Schlotterbeck makes an especially clear contribution to the concept that the family and social climates merely act as triggers for unresolved karmic patterns to express themselves in an effort toward completion. He feels that the internal pressure to actualize this inner programming also causes each individual to seek and construct outer events that will allow their release. Images, dreams, physical symptoms and behavior mechanisms are attempts of the soul to bridge current experiences and past-life memories, thrusts which have as their goal the healing of the organism.

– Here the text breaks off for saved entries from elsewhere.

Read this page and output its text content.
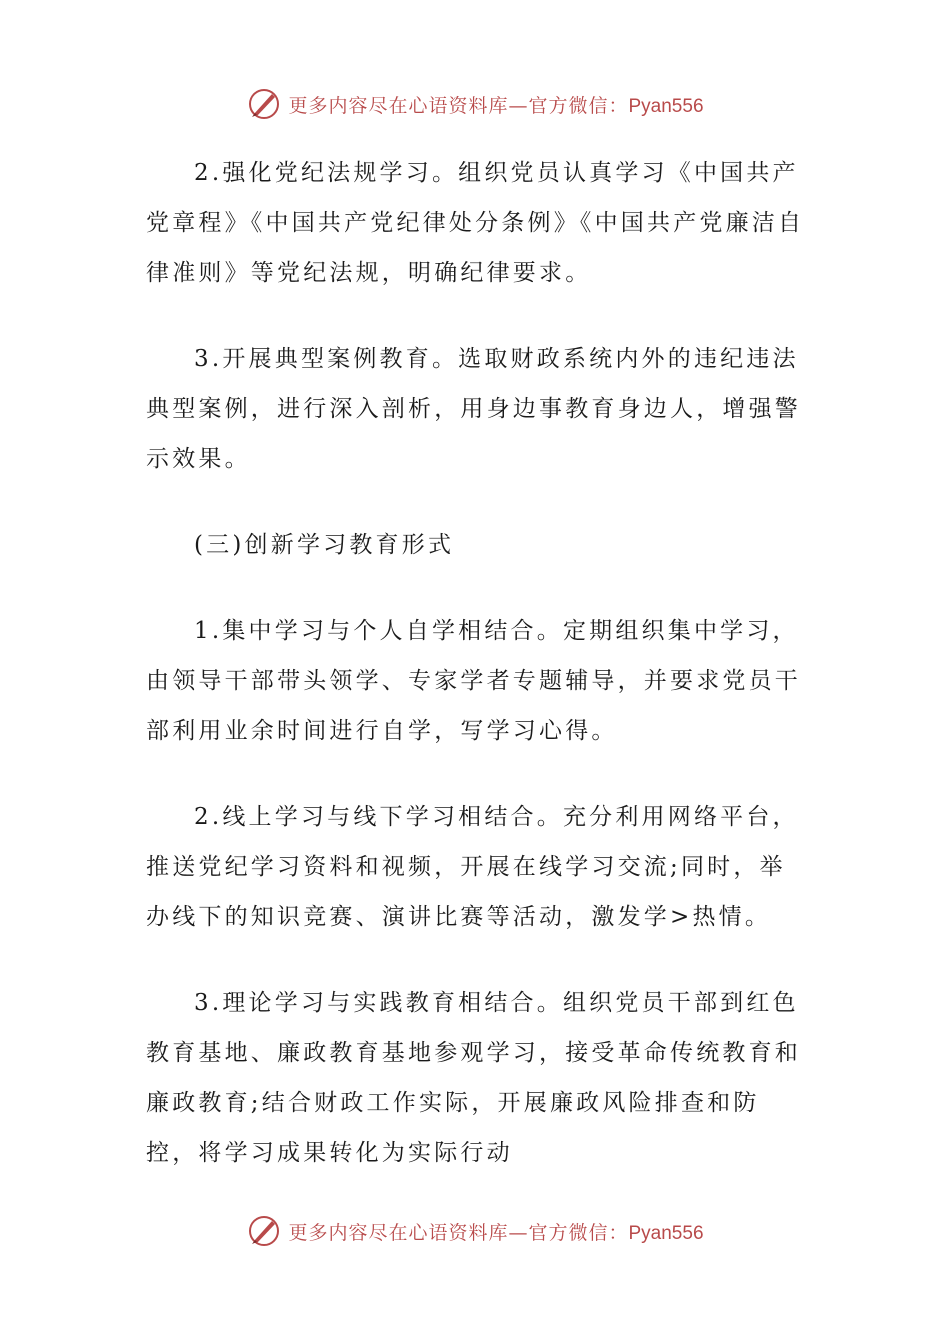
更多内容尽在心语资料库—官方微信：Pyan556

2.强化党纪法规学习。组织党员认真学习《中国共产党章程》《中国共产党纪律处分条例》《中国共产党廉洁自律准则》等党纪法规，明确纪律要求。

3.开展典型案例教育。选取财政系统内外的违纪违法典型案例，进行深入剖析，用身边事教育身边人，增强警示效果。

(三)创新学习教育形式

1.集中学习与个人自学相结合。定期组织集中学习，由领导干部带头领学、专家学者专题辅导，并要求党员干部利用业余时间进行自学，写学习心得。

2.线上学习与线下学习相结合。充分利用网络平台，推送党纪学习资料和视频，开展在线学习交流;同时，举办线下的知识竞赛、演讲比赛等活动，激发学>热情。

3.理论学习与实践教育相结合。组织党员干部到红色教育基地、廉政教育基地参观学习，接受革命传统教育和廉政教育;结合财政工作实际，开展廉政风险排查和防控，将学习成果转化为实际行动

更多内容尽在心语资料库—官方微信：Pyan556
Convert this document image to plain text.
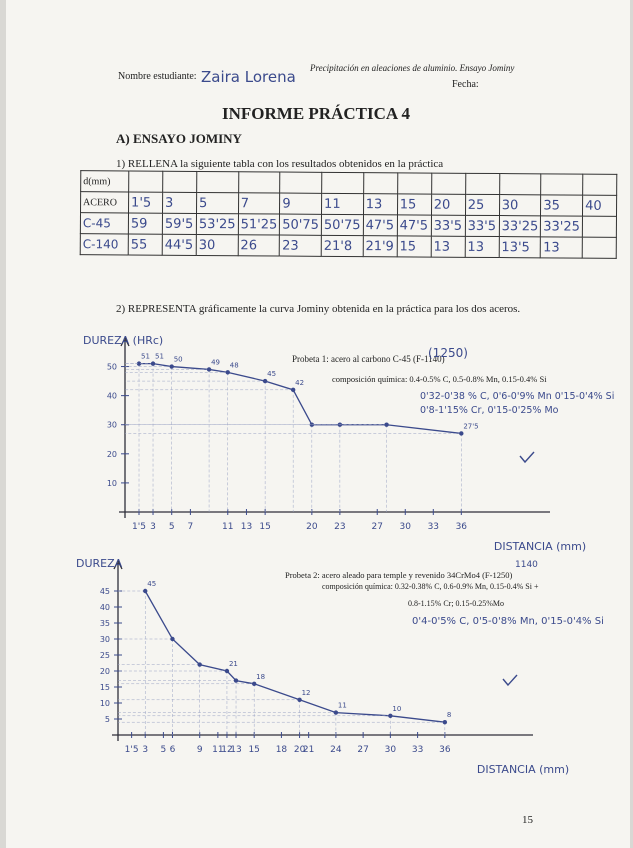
Precipitación en aleaciones de aluminio. Ensayo Jominy
Nombre estudiante: Zaira Lorena	Fecha:
INFORME PRÁCTICA 4
A) ENSAYO JOMINY
1) RELLENA la siguiente tabla con los resultados obtenidos en la práctica
d(mm)													
ACERO	1'5	3	5	7	9	11	13	15	20	25	30	35	40
C-45	59	59'5	53'25	51'25	50'75	50'75	47'5	47'5	33'5	33'5	33'25	33'25	
C-140	55	44'5	30	26	23	21'8	21'9	15	13	13	13'5	13	
2) REPRESENTA gráficamente la curva Jominy obtenida en la práctica para los dos aceros.
Probeta 1: acero al carbono C-45 (F-1140)
composición química: 0.4-0.5% C, 0.5-0.8% Mn, 0.15-0.4% Si
(1250)
0'32-0'38 % C, 0'6-0'9% Mn 0'15-0'4% Si 0'8-1'15% Cr, 0'15-0'25% Mo
Probeta 2: acero aleado para temple y revenido 34CrMo4 (F-1250)
composición química: 0.32-0.38% C, 0.6-0.9% Mn, 0.15-0.4% Si +
0.8-1.15% Cr; 0.15-0.25%Mo
1140
0'4-0'5% C, 0'5-0'8% Mn, 0'15-0'4% Si
10
20
30
40
50
1'5 3 5 7	11 13 15	20 23	27 30 33 36
DUREZA (HRc)
DISTANCIA (mm)
51 51 50	49 48
45
42
27'5
5
10
15
20
25
30
35
40
45
1'5 3 5 6 9 11
12
13 15 18 20
21 24 27 30 33 36
DUREZA
DISTANCIA (mm)
45
21
18
12
11	10
8
15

The section of the book dealing with regression therapy techniques recapitulates and extends ideas set forth by other therapists, especially Netherton. Following Netherton, he feels that formal hypnosis is not necessary: rather, focusing on a symptom will draw a trance state as a natural by-product, and imposing too strong a relaxation state beforehand may actually interfere with conscious connection to symptoms.

The author addresses the difficult question of why healing takes place by postulating that it is the release of energy from karmic patterns through both the recall and reliving of them that promotes the healing, a conception held by many, but not all, past-life therapists. It is an extension of the assumption of forms of traditional humanistic therapy carried back to other lifetimes. He emphasizes that in good regression work, the healing and clarity reside in the patient’s own experience rather than in therapeutic interpretation.

Because of the dearth of substantive material on regression work in the psychotherapeutic field, Schlotterbeck has attempted a comprehensive overview which can leave the reader feeling somewhat overwhelmed. If a broader base of professional investigation currently existed, this material would have comfortably divided itself into at least two books. Meanwhile, it serves as a tantalizing taste of many ideas and therapeutic approaches. The integration of various regressions dealing with the Mystery Schools and Initiation, and the chapter on past lives in the Christian experience present an innovative method of synthesis. Those of us in the field of regression therapy deeply appreciate such a rich smorgasbord.